DIET Two words: arthritis and osteoporosis. Not sexy, we know, but now is the time when the most damage is done to your bones. Fortunately, there is a solution. Omega-3s will help prevent both. Oily fish is the best source, but if you’re vegan, head for the nut aisle; three to four portions of these little powerhouses (go for walnuts, flaxseed or chia seeds) can help you reach your 250mg RDA. Or try a supplement such as Together Omega 3 From DHA & EPA-Rich Algae, £13.99 for 30 softgels (Ocado.com).
HEALTH TESTS
Smear Your risk of cervical cancer is highest now, between the ages of 30 and 45, so it’s imperative you don’t ignore the letter from your GP. Those few moments of discomfort could be a literal lifesaver, especially as few symptoms arise in the early stages.
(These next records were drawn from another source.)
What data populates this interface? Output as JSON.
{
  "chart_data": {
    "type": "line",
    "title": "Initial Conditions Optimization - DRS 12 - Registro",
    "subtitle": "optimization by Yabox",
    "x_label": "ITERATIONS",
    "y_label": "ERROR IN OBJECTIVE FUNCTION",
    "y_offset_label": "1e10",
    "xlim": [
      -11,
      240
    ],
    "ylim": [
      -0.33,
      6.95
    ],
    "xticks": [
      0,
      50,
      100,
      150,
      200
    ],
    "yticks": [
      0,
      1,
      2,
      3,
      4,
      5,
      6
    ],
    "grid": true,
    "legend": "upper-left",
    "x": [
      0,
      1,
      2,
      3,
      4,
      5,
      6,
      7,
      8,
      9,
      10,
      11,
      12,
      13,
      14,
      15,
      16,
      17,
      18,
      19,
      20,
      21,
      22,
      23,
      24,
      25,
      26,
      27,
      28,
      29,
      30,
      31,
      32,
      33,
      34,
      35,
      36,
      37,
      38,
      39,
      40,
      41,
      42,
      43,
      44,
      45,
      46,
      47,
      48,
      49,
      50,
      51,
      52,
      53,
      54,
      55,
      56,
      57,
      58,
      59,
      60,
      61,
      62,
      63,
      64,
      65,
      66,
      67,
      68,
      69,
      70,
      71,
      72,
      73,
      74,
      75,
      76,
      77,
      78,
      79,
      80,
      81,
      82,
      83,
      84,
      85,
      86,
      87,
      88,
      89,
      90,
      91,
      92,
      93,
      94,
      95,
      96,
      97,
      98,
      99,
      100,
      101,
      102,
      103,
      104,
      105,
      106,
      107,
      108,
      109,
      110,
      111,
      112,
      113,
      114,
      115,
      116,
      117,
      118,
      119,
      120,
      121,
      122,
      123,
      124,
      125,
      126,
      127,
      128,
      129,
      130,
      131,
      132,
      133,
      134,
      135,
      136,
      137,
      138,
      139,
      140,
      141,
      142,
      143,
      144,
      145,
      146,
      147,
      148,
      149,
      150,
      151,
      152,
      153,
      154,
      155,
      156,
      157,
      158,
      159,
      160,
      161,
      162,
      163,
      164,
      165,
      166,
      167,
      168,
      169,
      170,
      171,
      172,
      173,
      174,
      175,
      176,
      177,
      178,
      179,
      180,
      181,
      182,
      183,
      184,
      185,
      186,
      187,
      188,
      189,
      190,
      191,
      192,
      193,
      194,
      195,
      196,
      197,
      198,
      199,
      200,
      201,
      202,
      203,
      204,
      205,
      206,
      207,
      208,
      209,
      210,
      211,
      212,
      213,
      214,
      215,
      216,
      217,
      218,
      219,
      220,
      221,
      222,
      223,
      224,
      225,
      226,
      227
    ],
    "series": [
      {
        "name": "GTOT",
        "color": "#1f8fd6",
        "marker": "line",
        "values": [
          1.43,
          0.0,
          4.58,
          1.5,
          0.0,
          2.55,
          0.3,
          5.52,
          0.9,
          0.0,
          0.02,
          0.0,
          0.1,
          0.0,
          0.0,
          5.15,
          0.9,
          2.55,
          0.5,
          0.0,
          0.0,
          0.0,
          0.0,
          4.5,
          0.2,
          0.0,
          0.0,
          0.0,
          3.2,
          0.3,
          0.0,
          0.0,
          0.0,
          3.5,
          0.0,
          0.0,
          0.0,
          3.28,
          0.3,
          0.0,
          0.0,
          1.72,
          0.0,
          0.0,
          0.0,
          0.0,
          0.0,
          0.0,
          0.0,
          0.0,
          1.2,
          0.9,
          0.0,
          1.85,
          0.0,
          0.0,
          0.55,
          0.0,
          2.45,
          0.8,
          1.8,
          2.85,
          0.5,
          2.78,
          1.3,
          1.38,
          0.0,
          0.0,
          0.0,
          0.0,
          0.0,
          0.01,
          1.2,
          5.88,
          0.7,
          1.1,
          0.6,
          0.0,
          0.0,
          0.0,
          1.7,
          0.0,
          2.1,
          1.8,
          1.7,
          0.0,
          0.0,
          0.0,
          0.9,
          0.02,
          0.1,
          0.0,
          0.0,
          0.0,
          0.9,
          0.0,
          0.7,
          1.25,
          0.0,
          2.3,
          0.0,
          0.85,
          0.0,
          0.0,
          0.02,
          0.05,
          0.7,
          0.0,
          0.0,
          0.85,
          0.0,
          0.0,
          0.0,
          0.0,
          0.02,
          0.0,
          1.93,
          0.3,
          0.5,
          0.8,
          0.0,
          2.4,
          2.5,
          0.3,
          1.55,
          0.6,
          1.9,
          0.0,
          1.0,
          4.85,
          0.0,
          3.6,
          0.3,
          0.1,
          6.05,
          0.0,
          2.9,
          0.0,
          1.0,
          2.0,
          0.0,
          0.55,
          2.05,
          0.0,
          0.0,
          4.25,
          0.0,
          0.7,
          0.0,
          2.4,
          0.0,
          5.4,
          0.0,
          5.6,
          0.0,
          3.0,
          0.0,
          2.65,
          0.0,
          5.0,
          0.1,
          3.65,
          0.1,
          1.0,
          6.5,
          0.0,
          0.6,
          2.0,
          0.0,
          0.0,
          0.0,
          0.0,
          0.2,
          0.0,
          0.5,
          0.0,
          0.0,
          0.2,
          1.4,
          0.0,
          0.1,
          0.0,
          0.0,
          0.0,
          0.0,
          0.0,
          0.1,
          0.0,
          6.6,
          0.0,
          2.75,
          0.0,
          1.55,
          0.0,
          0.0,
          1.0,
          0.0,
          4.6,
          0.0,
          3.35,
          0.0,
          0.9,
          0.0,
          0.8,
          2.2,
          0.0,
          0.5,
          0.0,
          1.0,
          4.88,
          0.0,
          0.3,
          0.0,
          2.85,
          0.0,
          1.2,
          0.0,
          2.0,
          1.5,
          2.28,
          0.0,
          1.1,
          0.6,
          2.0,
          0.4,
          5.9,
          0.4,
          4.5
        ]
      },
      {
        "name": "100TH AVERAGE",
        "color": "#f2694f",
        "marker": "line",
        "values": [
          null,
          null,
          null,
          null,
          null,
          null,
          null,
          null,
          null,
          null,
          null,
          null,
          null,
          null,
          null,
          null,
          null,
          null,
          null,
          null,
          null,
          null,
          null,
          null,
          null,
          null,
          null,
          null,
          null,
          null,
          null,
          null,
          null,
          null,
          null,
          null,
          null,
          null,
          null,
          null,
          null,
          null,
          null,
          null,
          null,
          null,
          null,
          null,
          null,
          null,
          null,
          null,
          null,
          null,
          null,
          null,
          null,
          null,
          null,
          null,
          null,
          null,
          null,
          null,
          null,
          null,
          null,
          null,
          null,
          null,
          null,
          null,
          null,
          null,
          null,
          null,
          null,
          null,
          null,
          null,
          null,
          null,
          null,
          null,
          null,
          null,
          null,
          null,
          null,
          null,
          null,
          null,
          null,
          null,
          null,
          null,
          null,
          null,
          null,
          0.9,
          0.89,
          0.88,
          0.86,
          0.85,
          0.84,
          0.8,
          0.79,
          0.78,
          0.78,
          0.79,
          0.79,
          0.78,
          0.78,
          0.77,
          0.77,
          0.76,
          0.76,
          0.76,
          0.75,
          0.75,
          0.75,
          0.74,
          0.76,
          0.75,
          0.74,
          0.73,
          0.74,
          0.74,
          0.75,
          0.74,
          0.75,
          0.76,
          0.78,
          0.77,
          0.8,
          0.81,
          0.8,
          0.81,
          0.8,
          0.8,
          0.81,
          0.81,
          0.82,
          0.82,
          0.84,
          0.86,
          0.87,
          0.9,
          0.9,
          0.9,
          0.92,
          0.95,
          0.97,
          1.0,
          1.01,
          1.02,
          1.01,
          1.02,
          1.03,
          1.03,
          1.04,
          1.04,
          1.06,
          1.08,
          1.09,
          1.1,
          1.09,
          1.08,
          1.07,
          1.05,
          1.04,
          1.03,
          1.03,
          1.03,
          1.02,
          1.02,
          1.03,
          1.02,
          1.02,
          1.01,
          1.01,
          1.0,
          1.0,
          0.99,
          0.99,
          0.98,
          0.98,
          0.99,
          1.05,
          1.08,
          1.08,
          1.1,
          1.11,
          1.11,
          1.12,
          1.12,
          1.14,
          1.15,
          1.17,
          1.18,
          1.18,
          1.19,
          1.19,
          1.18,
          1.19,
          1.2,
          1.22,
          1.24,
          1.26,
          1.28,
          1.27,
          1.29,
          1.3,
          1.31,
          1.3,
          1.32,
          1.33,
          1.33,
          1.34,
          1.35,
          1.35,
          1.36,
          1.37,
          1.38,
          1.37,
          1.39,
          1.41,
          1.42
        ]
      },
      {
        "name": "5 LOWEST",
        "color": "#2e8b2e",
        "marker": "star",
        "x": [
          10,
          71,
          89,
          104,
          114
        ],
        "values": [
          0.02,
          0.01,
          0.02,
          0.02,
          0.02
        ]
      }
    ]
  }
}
Thyroid test The minute you turn 35, it’s time to test your thyroid function, responsible for our favourite: metabolism. A blood test for TSH – Thyroid Stimulating Hormone – screens for an underactive or overactive thyroid. These conditions can cause weight gain and loss, mood swings, fertility problems, anxiety and bad skin. If you’re showing symptoms, your GP may arrange one for you, or book a private test at Spirehealthcare.com.